There were vireos, flycatchers, tanagers, thrushes, gnatcatchers — but the stars of the show were the warblers.
The largest of these will fit comfortably in the palm of your hand; the smallest are roughly the size of your thumb. Their colors are glorious and varied: olive, yellow, blue, orange, red, black and white. But they do not present themselves to you willingly: they flit about in the canopy or understory, incredibly fast and erratic, often obscured by leaves and branches. It takes good hand-eye coordination and a reasonably good pair of binoculars or camera to capture them. It takes work. It takes a creative mind, and a prepared one.
Sometimes you get just a fragment of a bird, a white wing bar, a yellow throat. It can be like a jigsaw puzzle to assemble the bird out of glimpsed parts. Sometimes you fail; sometimes you are unsure. Sometimes, on the third day, what was partially revealed before will come to you.
There are moments, too, without birds. These can be special, like the pauses between notes in a musical piece.
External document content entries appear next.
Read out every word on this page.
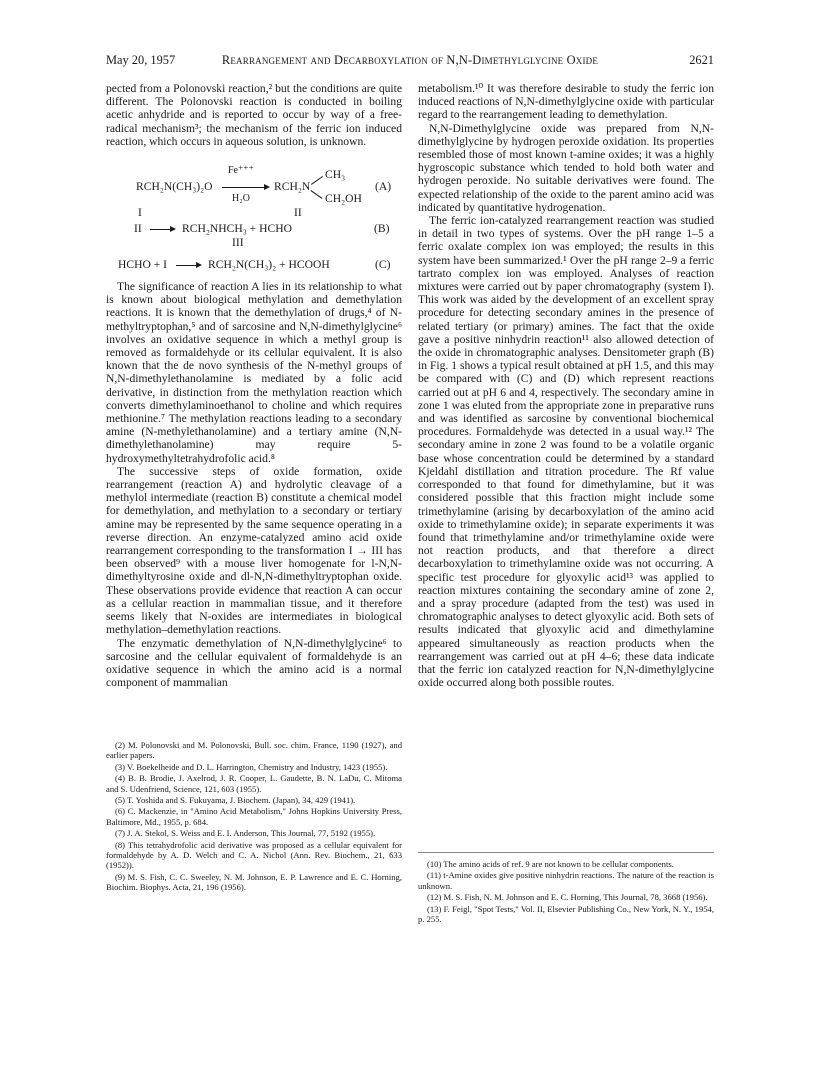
May 20, 1957	Rearrangement and Decarboxylation of N,N-Dimethylglycine Oxide	2621

pected from a Polonovski reaction,² but the conditions are quite different. The Polonovski reaction is conducted in boiling acetic anhydride and is reported to occur by way of a free-radical mechanism³; the mechanism of the ferric ion induced reaction, which occurs in aqueous solution, is unknown.

RCH₂N(CH₃)₂O
Fe⁺⁺⁺
H₂O
RCH₂N
CH₃
CH₂OH
(A)
I	II
II	RCH₂NHCH₃ + HCHO	(B)
III
HCHO + I	RCH₂N(CH₃)₂ + HCOOH	(C)

The significance of reaction A lies in its relationship to what is known about biological methylation and demethylation reactions. It is known that the demethylation of drugs,⁴ of N-methyltryptophan,⁵ and of sarcosine and N,N-dimethylglycine⁶ involves an oxidative sequence in which a methyl group is removed as formaldehyde or its cellular equivalent. It is also known that the de novo synthesis of the N-methyl groups of N,N-dimethylethanolamine is mediated by a folic acid derivative, in distinction from the methylation reaction which converts dimethylaminoethanol to choline and which requires methionine.⁷ The methylation reactions leading to a secondary amine (N-methylethanolamine) and a tertiary amine (N,N-dimethylethanolamine) may require 5-hydroxymethyltetrahydrofolic acid.⁸

The successive steps of oxide formation, oxide rearrangement (reaction A) and hydrolytic cleavage of a methylol intermediate (reaction B) constitute a chemical model for demethylation, and methylation to a secondary or tertiary amine may be represented by the same sequence operating in a reverse direction. An enzyme-catalyzed amino acid oxide rearrangement corresponding to the transformation I → III has been observed⁹ with a mouse liver homogenate for l-N,N-dimethyltyrosine oxide and dl-N,N-dimethyltryptophan oxide. These observations provide evidence that reaction A can occur as a cellular reaction in mammalian tissue, and it therefore seems likely that N-oxides are intermediates in biological methylation–demethylation reactions.

The enzymatic demethylation of N,N-dimethylglycine⁶ to sarcosine and the cellular equivalent of formaldehyde is an oxidative sequence in which the amino acid is a normal component of mammalian

(2) M. Polonovski and M. Polonovski, Bull. soc. chim. France, 1190 (1927), and earlier papers.

(3) V. Boekelheide and D. L. Harrington, Chemistry and Industry, 1423 (1955).

(4) B. B. Brodie, J. Axelrod, J. R. Cooper, L. Gaudette, B. N. LaDu, C. Mitoma and S. Udenfriend, Science, 121, 603 (1955).

(5) T. Yoshida and S. Fukuyama, J. Biochem. (Japan), 34, 429 (1941).

(6) C. Mackenzie, in "Amino Acid Metabolism," Johns Hopkins University Press, Baltimore, Md., 1955, p. 684.

(7) J. A. Stekol, S. Weiss and E. I. Anderson, This Journal, 77, 5192 (1955).

(8) This tetrahydrofolic acid derivative was proposed as a cellular equivalent for formaldehyde by A. D. Welch and C. A. Nichol (Ann. Rev. Biochem., 21, 633 (1952)).

(9) M. S. Fish, C. C. Sweeley, N. M. Johnson, E. P. Lawrence and E. C. Horning, Biochim. Biophys. Acta, 21, 196 (1956).

metabolism.¹⁰ It was therefore desirable to study the ferric ion induced reactions of N,N-dimethylglycine oxide with particular regard to the rearrangement leading to demethylation.

N,N-Dimethylglycine oxide was prepared from N,N-dimethylglycine by hydrogen peroxide oxidation. Its properties resembled those of most known t-amine oxides; it was a highly hygroscopic substance which tended to hold both water and hydrogen peroxide. No suitable derivatives were found. The expected relationship of the oxide to the parent amino acid was indicated by quantitative hydrogenation.

The ferric ion-catalyzed rearrangement reaction was studied in detail in two types of systems. Over the pH range 1–5 a ferric oxalate complex ion was employed; the results in this system have been summarized.¹ Over the pH range 2–9 a ferric tartrato complex ion was employed. Analyses of reaction mixtures were carried out by paper chromatography (system I). This work was aided by the development of an excellent spray procedure for detecting secondary amines in the presence of related tertiary (or primary) amines. The fact that the oxide gave a positive ninhydrin reaction¹¹ also allowed detection of the oxide in chromatographic analyses. Densitometer graph (B) in Fig. 1 shows a typical result obtained at pH 1.5, and this may be compared with (C) and (D) which represent reactions carried out at pH 6 and 4, respectively. The secondary amine in zone 1 was eluted from the appropriate zone in preparative runs and was identified as sarcosine by conventional biochemical procedures. Formaldehyde was detected in a usual way.¹² The secondary amine in zone 2 was found to be a volatile organic base whose concentration could be determined by a standard Kjeldahl distillation and titration procedure. The Rf value corresponded to that found for dimethylamine, but it was considered possible that this fraction might include some trimethylamine (arising by decarboxylation of the amino acid oxide to trimethylamine oxide); in separate experiments it was found that trimethylamine and/or trimethylamine oxide were not reaction products, and that therefore a direct decarboxylation to trimethylamine oxide was not occurring. A specific test procedure for glyoxylic acid¹³ was applied to reaction mixtures containing the secondary amine of zone 2, and a spray procedure (adapted from the test) was used in chromatographic analyses to detect glyoxylic acid. Both sets of results indicated that glyoxylic acid and dimethylamine appeared simultaneously as reaction products when the rearrangement was carried out at pH 4–6; these data indicate that the ferric ion catalyzed reaction for N,N-dimethylglycine oxide occurred along both possible routes.

(10) The amino acids of ref. 9 are not known to be cellular components.

(11) t-Amine oxides give positive ninhydrin reactions. The nature of the reaction is unknown.

(12) M. S. Fish, N. M. Johnson and E. C. Horning, This Journal, 78, 3668 (1956).

(13) F. Feigl, "Spot Tests," Vol. II, Elsevier Publishing Co., New York, N. Y., 1954, p. 255.
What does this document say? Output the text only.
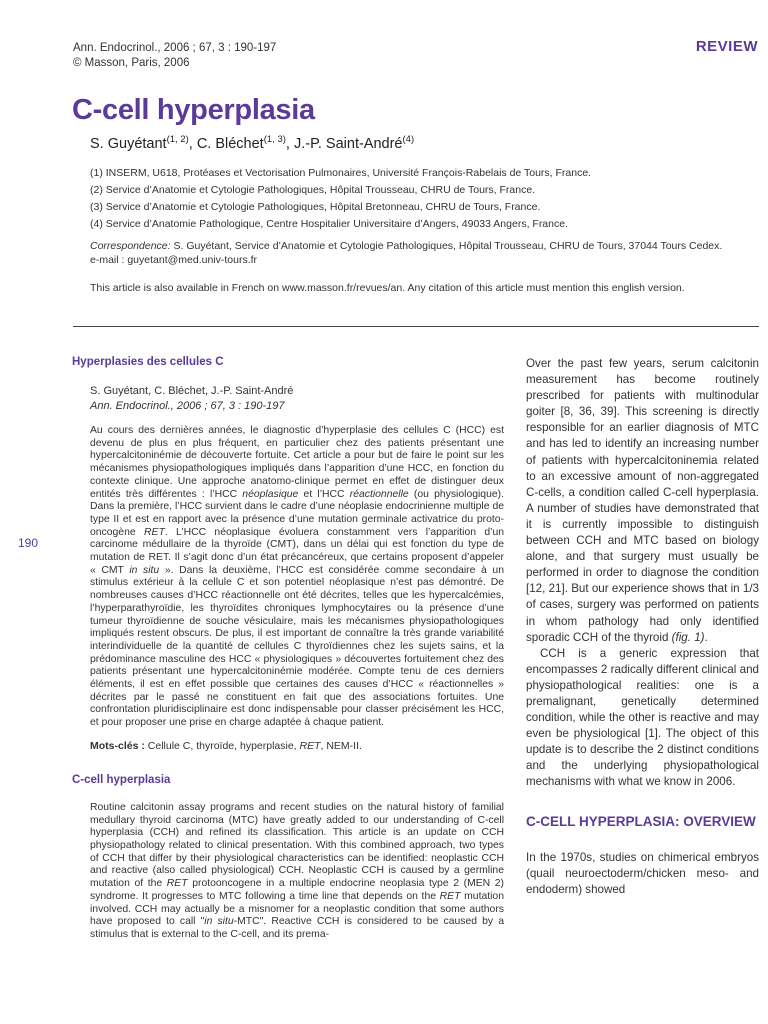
Ann. Endocrinol., 2006 ; 67, 3 : 190-197
© Masson, Paris, 2006
REVIEW
C-cell hyperplasia
S. Guyétant$^{(1, 2)}$, C. Bléchet$^{(1, 3)}$, J.-P. Saint-André$^{(4)}$
(1) INSERM, U618, Protéases et Vectorisation Pulmonaires, Université François-Rabelais de Tours, France.
(2) Service d’Anatomie et Cytologie Pathologiques, Hôpital Trousseau, CHRU de Tours, France.
(3) Service d’Anatomie et Cytologie Pathologiques, Hôpital Bretonneau, CHRU de Tours, France.
(4) Service d’Anatomie Pathologique, Centre Hospitalier Universitaire d’Angers, 49033 Angers, France.
Correspondence: S. Guyétant, Service d’Anatomie et Cytologie Pathologiques, Hôpital Trousseau, CHRU de Tours, 37044 Tours Cedex.
e-mail : guyetant@med.univ-tours.fr
This article is also available in French on www.masson.fr/revues/an. Any citation of this article must mention this english version.
190

Hyperplasies des cellules C

S. Guyétant, C. Bléchet, J.-P. Saint-André

Ann. Endocrinol., 2006 ; 67, 3 : 190-197

Au cours des dernières années, le diagnostic d’hyperplasie des cellules C (HCC) est devenu de plus en plus fréquent, en particulier chez des patients présentant une hypercalcitoninémie de découverte fortuite. Cet article a pour but de faire le point sur les mécanismes physiopathologiques impliqués dans l’apparition d’une HCC, en fonction du contexte clinique. Une approche anatomo-clinique permet en effet de distinguer deux entités très différentes : l’HCC néoplasique et l’HCC réactionnelle (ou physiologique). Dans la première, l’HCC survient dans le cadre d’une néoplasie endocrinienne multiple de type II et est en rapport avec la présence d’une mutation germinale activatrice du proto-oncogène RET. L’HCC néoplasique évoluera constamment vers l’apparition d’un carcinome médullaire de la thyroïde (CMT), dans un délai qui est fonction du type de mutation de RET. Il s’agit donc d’un état précancéreux, que certains proposent d’appeler « CMT in situ ». Dans la deuxième, l’HCC est considérée comme secondaire à un stimulus extérieur à la cellule C et son potentiel néoplasique n’est pas démontré. De nombreuses causes d’HCC réactionnelle ont été décrites, telles que les hypercalcémies, l’hyperparathyroïdie, les thyroïdites chroniques lymphocytaires ou la présence d’une tumeur thyroïdienne de souche vésiculaire, mais les mécanismes physiopathologiques impliqués restent obscurs. De plus, il est important de connaître la très grande variabilité interindividuelle de la quantité de cellules C thyroïdiennes chez les sujets sains, et la prédominance masculine des HCC « physiologiques » découvertes fortuitement chez des patients présentant une hypercalcitoninémie modérée. Compte tenu de ces derniers éléments, il est en effet possible que certaines des causes d’HCC « réactionnelles » décrites par le passé ne constituent en fait que des associations fortuites. Une confrontation pluridisciplinaire est donc indispensable pour classer précisément les HCC, et pour proposer une prise en charge adaptée à chaque patient.

Mots-clés : Cellule C, thyroïde, hyperplasie, RET, NEM-II.

C-cell hyperplasia

Routine calcitonin assay programs and recent studies on the natural history of familial medullary thyroid carcinoma (MTC) have greatly added to our understanding of C-cell hyperplasia (CCH) and refined its classification. This article is an update on CCH physiopathology related to clinical presentation. With this combined approach, two types of CCH that differ by their physiological characteristics can be identified: neoplastic CCH and reactive (also called physiological) CCH. Neoplastic CCH is caused by a germline mutation of the RET protooncogene in a multiple endocrine neoplasia type 2 (MEN 2) syndrome. It progresses to MTC following a time line that depends on the RET mutation involved. CCH may actually be a misnomer for a neoplastic condition that some authors have proposed to call "in situ-MTC". Reactive CCH is considered to be caused by a stimulus that is external to the C-cell, and its prema-

Over the past few years, serum calcitonin measurement has become routinely prescribed for patients with multinodular goiter [8, 36, 39]. This screening is directly responsible for an earlier diagnosis of MTC and has led to identify an increasing number of patients with hypercalcitoninemia related to an excessive amount of non-aggregated C-cells, a condition called C-cell hyperplasia. A number of studies have demonstrated that it is currently impossible to distinguish between CCH and MTC based on biology alone, and that surgery must usually be performed in order to diagnose the condition [12, 21]. But our experience shows that in 1/3 of cases, surgery was performed on patients in whom pathology had only identified sporadic CCH of the thyroid (fig. 1).

CCH is a generic expression that encompasses 2 radically different clinical and physiopathological realities: one is a premalignant, genetically determined condition, while the other is reactive and may even be physiological [1]. The object of this update is to describe the 2 distinct conditions and the underlying physiopathological mechanisms with what we know in 2006.

C-CELL HYPERPLASIA: OVERVIEW

In the 1970s, studies on chimerical embryos (quail neuroectoderm/chicken meso- and endoderm) showed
The woods are quiet, or there is the noise of a faraway crow or jay or the croak of a nearby gray tree frog or a peeper, or the wind in the trees. There is the anticipation of the next sighting, a delicious tension.
It is the feeling of the hunter, called up from our genetic heritage, when such things were necessary for survival. An hour or so of this kind of hunting can be exhausting.
This drama occurs in the spring in wooded areas all over the Cape, but a particular stage on which it plays out is Beech Forest, in the Cape Cod National Seashore in Provincetown. And so, it is a mecca for birders — those enthusiasts who pursue these birds, all birds, for the simple joy of seeing and perhaps photographing them.
If there is beauty in the world, why not seek it out?
A camaraderie exists among birders, a pervasive fellowship. We know that the general population has no idea of what we are about, so we appreciate each other. While there is the occasional loner who eschews company, most relish the sharing of a discovery: “It’s over there, left of the fallen log, halfway up in the highbush blueberries — look! It just moved again — a Magnolia Warbler!”
There are all levels of expertise, and mostly a generosity of those with more experience. Some incredible experts are in our midst, truly gifted people, birding by ear as well as by sight, and almost by instinct.
To see a bird you have never seen before, to see it well: what does it mean? One more facet of the world has been revealed. One more detail in the face of creation. To identify it, to put a name on it, to associate it with a given time and a given place, to share it with others. That is part of the magic.